Mike Duffield also lives in the rural portion of the county.
“The residents have repeatedly requested this board to limit the southwest Johnson County unsafe truck traffic. The county’s answer, evidently, is to give us a four to six lane highway with even more trucks. This whole issue was initially about safety. I don’t see how injecting more trucks will make us safer,”Duffield
Commissioner Charlotte O’Hara said residents who live on other rural roads like 207th Street, 191th Street and Edgerton Road face a similar problem with truck traffic. O’Hara said she would support banning trucks from using the rural roads until more safety improvements can be made.
“Until these roads are developed to the level that they can safely have truck traffic on them, they should not be there.
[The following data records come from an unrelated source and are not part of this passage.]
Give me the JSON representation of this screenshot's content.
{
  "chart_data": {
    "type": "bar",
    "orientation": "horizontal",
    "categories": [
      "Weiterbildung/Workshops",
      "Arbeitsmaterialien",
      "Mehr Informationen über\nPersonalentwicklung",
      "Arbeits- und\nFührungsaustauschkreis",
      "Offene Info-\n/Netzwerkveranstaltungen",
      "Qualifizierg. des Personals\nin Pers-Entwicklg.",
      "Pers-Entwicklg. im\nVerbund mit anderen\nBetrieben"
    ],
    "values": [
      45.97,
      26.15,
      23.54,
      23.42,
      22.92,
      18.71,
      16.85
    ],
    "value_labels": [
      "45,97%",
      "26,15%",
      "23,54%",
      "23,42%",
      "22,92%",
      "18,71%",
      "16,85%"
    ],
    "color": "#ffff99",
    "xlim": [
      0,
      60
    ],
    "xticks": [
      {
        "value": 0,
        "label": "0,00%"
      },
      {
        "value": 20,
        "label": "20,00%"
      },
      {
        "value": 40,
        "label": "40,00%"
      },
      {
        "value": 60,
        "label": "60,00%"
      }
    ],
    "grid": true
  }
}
We are actually allowing this. This is an extremely dangerous situation,” O’Hara said.
Commissioner Janeé Hanzlick expressed concerns that if truck drivers are unable to use 199th Street, they will be diverted to other rural roads.
“Say tomorrow we put up signs on 199th ‘no truck traffic’. That truck traffic is going to go somewhere else and we have to be prepared for that,” Hanzlick said.
Commissioner Shirley Allenbrand said county staff are working with representatives from surrounding cities to discuss ways to handle truck traffic and public safety.
“We can’t just knee-jerk putting ‘no’ signs up without everybody working together, because it’s going to create more chaos and somebody will get killed,” Allenbrand said. “You can’t create more chaos. That’s what we are trying to do, is fix the whole problem working with all the entities together.”
Commissioner Michael Ashcraft questioned if reducing speed limits could be used as a short-term solution for truck traffic issues. In June, the BOCC voted to increase speed limits on more than a dozen segments of roadways throughout the rural part of the county.
Sheriff Calvin Hayden said he doesn’t feel reducing the speed limits would help, because there isn’t enough space on the shoulder of rural roadways for deputies to safely make a traffic stop.
“We have had fatalities on 207th and truck fatalities where they go off the side of the road. We’ve worked a couple of them and it’s tragic,” Hayden said.
No formal action was taken by the board on Thursday. County staff plan to provide another update on traffic along 199th to the board during a committee of the whole meeting later this fall.